Google maps informed me that the fastest way down was to GET A BOAT to Orkney and FLY A PLANE from there. No. I would have to be a long bus/train route. Turns out that was going to be an 18 hour round trip. In fact, by the time I got down, it would be too late to get back up the same day. Even driving it was going to be 14 hours. How many times do I have to learn that there is So Much Scotland beyond Inverness?
It was a privilege to skirt some of Scotland’s edges, the mainland anyway. We only made it to Coll among the islands. I really hope we get to tour it to Orkney sometime soon – Orkney is a great place and Orkney is a great language variety. There’s also not enough in the middle of the North East – Angus, Aberdeenshire. I’m greedy, though, look at our cool map of stops.

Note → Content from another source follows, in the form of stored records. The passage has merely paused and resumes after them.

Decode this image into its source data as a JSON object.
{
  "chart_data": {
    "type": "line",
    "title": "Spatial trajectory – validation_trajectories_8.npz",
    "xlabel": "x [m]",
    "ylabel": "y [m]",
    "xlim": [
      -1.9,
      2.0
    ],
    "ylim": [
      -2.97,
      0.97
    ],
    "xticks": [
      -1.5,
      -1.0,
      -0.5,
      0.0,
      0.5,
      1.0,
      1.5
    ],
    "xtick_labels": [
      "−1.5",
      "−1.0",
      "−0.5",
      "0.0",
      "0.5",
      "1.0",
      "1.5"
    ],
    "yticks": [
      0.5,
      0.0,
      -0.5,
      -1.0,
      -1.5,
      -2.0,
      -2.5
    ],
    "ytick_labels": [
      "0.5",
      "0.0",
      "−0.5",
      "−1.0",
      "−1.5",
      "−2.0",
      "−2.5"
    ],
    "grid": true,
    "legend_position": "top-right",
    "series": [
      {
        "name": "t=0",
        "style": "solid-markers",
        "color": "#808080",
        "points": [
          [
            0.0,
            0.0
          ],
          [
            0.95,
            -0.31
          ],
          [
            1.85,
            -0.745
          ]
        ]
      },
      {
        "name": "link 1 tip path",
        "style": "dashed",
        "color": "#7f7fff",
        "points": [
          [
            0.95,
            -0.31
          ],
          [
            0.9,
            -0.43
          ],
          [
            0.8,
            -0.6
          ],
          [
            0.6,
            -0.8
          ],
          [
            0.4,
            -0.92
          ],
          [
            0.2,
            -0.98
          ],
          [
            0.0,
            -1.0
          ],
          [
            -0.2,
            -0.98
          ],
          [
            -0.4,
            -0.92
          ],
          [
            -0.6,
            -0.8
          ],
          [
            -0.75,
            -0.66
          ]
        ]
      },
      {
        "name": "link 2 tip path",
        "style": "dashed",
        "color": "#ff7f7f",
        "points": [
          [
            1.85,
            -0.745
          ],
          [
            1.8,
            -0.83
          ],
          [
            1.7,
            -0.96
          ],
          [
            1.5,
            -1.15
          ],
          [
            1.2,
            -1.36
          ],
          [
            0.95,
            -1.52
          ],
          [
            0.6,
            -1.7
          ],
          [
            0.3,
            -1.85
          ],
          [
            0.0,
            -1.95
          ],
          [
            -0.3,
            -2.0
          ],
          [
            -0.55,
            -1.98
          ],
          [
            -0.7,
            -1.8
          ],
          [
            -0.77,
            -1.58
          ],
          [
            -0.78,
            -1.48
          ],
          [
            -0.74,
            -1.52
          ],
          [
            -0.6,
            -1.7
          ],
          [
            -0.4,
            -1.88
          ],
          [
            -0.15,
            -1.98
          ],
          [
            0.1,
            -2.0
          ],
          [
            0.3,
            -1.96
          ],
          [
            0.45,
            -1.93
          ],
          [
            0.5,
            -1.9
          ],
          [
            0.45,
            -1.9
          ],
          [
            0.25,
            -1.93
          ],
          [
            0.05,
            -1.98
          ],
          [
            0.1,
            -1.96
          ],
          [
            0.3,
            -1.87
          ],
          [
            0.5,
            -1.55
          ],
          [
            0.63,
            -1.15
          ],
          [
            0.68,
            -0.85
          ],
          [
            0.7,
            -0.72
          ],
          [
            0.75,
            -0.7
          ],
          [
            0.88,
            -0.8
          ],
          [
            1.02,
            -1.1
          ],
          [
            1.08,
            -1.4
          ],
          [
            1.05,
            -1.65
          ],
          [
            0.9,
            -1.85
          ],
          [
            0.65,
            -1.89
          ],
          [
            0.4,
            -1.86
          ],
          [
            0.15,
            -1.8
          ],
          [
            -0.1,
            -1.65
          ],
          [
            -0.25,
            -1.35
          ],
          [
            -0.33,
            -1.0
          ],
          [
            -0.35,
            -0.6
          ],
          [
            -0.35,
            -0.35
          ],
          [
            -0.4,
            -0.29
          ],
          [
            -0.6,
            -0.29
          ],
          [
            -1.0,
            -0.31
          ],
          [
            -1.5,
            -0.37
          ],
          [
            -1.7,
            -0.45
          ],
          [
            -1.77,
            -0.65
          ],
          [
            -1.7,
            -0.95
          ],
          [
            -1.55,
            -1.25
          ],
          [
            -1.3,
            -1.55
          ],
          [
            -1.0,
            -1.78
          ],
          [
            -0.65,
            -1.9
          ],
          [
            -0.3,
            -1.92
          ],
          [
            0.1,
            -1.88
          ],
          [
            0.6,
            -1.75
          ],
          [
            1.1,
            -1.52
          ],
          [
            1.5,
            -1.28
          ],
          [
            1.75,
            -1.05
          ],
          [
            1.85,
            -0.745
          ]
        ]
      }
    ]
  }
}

We went to many places I had never been before, or where I have spent very little time. Highlights I will return to: Elgin, Galashiels, Dumfries and Galloway (a real eye-opener for my other half, who came to see the last show at The Swallow Theatre and was like, ‘Where ARE we? This place is beautiful.’ Notice he said, ‘where are we?’ even though he had driven down by himself – he gets magically beamed from place to place by sat nav).
Scotland is small.
As always happens in Scotland, I met people who knew people who I knew. This is a trick I have gained from my mother who can find a blood relative in any group of Scots of 12 people or more. People told each other about the show, and we would get someone coming to see it in one place on the recommendation of a friend who had seen it a hundred miles away. During the show, in a totally flawless manner, I took to sneakily mentioning the fact that we are doing a Fringe run (book here book here book here), and almost everyone who spoke to me afterwards felt that they might come down or up and see it again, and bring someone. Edinburgh is near. Even when it is 8 hours away.
Scots is big.
Or people see it as such. The variation in Scots is a real joy, but it is also used by people as a reason not to use it. I was told in Eyemouth that there were worries about the new Scots Language Award being taught in the school because if you taught someone Eyemouth they wouldn’t be understood by people up the road. The differences are a point of pride, but they are also a separator. But how can I talk about the importance of seeing the connections between different varieties of Scots, when I want to highlight the difference between different varieties of Anglic languages more broadly? If we unite we have more bargaining power, but it is the unification of the languages of the United Kingdom to one monolithic monolingualism that is my issue. I might need another few tours to work that one out. For now, you can watch me wrestle with issues like these on the blog where I answer audience questions: oisforhoolet.com. As I discovered on tour, I basically reinvented the wheel/Language Log.
Scots is small.
Or people see it as such. Part of why I started this project back in 2014 was to make myself write in Scots, to increase my confidence. And what do you know, it worked. Talking with many different people, particularly long chats with Michael in Scots, increased my confidence times 100. The talking and also the fact that one audience member quoted a writer to me (whose name I have embarrassingly forgotten) who, when asked how to work towards improving the lot of Scots said: yaise it in season, yaise it oot o season. That opened a door, to give up stressing about whether this place or that place was the place for Scots. That same night in Galashiels I was asked about language ownership and I talked myself into the place where I felt, screw it, IT’S ALL MINE IT’S ALL YOURS AND ANYONE WHO FEELS OTHERWISE JUST ISN’T HERE YET. My website banner line to describe what I do is ‘Theatre making, performing and thinking while talking’. I did so much talking on this tour, I got to do a whole wheen of thinking, but there’s so much more to do.
Roll on the Fringe, the world’s largest festival of thinking while talking.